Cursor’s MCP config format has shifted between releases (notably the addition of "type": "stdio" as a required field on STDIO server entries), so the snippets above must be re-checked against the live Cursor build at each docs update and signed off by the operator.
FieldValue
Config format last reviewed against Cursor MCP docs2026-05-29 (file locations + mcpServers shape + required "type": "stdio" on STDIO entries)
Live smoke-test Cursor version[operator: fill version at HITL sign-off]
Live smoke-test date[operator: fill date at HITL sign-off]
Result[operator: PASS / FAIL recorded at sign-off]
Until the operator fills the three rows above with a real Cursor build, treat the canonical config as doc-reviewed but not live-validated for that specific release.

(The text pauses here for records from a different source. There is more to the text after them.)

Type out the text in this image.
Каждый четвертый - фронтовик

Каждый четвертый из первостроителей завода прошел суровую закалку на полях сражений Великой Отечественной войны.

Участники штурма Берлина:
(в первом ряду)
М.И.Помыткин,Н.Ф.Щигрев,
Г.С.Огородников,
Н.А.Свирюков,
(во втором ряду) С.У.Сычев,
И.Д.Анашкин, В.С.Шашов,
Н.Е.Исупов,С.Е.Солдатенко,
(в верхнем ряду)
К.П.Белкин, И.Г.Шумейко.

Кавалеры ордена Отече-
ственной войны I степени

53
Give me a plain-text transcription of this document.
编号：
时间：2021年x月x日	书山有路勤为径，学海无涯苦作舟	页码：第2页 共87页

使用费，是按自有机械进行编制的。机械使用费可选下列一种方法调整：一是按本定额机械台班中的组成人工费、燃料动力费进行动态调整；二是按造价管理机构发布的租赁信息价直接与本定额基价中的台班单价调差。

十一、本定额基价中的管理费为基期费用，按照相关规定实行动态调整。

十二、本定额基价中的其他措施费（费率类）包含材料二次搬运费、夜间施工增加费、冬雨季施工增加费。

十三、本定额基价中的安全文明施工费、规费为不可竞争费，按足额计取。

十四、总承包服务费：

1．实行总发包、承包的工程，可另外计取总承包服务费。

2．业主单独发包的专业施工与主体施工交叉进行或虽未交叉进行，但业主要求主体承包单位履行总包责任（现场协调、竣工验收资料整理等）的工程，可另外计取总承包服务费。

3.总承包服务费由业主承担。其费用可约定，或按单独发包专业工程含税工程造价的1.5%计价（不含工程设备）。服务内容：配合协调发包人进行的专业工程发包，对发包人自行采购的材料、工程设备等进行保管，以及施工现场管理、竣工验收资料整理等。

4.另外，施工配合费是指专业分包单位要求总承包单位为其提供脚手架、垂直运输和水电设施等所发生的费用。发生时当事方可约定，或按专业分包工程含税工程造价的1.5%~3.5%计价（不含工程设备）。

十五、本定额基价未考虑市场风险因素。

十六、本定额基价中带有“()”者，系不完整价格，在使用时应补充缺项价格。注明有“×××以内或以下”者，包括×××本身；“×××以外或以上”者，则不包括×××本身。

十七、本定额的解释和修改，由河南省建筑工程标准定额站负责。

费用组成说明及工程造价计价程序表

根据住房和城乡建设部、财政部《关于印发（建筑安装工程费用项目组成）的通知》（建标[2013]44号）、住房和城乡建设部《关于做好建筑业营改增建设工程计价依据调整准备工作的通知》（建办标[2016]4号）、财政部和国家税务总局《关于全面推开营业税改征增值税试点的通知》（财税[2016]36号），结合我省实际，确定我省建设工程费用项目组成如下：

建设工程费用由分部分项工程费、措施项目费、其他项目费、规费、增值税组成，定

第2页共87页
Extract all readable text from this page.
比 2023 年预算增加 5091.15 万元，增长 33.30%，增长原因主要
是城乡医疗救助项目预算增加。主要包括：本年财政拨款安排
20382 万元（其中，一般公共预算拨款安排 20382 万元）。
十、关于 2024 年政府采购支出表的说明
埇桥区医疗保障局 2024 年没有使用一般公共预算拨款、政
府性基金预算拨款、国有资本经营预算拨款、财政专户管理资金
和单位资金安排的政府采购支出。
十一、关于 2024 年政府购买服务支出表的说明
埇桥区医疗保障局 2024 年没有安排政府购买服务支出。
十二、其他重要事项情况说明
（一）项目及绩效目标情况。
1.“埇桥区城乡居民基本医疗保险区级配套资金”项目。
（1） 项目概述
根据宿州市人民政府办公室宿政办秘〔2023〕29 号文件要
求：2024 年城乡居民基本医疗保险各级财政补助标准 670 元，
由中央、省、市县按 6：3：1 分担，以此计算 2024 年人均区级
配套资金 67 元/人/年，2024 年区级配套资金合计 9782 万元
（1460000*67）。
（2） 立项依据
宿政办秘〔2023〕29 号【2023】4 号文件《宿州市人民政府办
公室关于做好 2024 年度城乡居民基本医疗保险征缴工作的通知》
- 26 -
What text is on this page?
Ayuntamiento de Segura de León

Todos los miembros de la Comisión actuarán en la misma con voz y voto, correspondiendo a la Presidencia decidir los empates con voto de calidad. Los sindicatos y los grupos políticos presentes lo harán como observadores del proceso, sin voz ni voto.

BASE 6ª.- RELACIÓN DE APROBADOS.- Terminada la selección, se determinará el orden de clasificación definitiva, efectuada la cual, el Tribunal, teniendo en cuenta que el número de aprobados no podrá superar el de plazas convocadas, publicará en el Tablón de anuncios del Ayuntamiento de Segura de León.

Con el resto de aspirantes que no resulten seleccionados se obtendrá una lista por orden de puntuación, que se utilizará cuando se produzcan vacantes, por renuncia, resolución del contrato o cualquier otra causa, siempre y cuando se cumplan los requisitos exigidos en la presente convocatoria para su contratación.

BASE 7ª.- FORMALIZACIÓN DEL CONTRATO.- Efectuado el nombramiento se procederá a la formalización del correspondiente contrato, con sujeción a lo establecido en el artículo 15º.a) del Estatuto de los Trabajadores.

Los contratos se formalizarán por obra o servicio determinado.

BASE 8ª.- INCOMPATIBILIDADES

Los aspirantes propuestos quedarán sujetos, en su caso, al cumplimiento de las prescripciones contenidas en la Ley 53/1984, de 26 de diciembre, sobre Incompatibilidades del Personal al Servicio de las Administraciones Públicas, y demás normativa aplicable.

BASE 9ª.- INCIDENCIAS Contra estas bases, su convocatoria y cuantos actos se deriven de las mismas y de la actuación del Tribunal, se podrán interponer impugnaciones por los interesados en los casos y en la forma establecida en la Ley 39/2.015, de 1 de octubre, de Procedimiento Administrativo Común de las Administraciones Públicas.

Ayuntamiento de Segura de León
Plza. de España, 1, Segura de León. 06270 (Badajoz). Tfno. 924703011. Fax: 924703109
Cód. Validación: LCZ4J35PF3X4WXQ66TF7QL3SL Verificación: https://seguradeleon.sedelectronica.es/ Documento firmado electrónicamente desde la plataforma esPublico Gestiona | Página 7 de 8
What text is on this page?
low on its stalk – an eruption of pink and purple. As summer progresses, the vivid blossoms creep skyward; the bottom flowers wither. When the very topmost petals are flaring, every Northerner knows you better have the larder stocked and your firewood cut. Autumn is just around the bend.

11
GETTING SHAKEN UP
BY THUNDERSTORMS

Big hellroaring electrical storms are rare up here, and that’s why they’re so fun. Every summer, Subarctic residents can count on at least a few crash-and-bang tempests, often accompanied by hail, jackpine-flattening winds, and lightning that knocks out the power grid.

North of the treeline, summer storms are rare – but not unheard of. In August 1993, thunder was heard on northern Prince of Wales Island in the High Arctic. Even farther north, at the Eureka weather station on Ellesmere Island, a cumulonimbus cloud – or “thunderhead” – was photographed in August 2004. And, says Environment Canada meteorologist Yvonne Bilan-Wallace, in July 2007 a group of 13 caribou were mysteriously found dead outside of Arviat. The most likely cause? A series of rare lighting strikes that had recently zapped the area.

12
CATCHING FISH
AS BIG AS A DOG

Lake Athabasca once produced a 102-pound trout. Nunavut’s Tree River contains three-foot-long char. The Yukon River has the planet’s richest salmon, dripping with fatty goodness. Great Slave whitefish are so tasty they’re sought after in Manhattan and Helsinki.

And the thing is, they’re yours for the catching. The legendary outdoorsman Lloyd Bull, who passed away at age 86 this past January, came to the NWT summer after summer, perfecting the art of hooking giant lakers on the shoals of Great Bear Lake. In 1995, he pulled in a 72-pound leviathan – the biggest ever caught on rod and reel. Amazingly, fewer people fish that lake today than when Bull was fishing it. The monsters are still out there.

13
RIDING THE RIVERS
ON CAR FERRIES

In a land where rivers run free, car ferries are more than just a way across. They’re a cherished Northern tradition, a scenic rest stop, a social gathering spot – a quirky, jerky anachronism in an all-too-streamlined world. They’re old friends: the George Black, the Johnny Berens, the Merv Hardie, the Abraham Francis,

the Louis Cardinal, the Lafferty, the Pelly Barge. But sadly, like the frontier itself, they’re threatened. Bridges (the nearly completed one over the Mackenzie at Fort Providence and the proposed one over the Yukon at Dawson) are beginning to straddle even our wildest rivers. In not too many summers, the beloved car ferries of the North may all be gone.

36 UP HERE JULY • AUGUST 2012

If a future Cursor release changes the MCP config shape (e.g. a new key name or file location), update the canonical config and this table. If the divergence from the Claude Desktop format is large enough to need a separate package configuration mode, that is a follow-up task — not a docs-only change.

Troubleshooting

See the dedicated Troubleshooting page, which covers unauthorized on every call, npx not found (Node not installed), an empty tool list (the server failed to start), and destructive tools missing from tools/list (add --allow-destructive).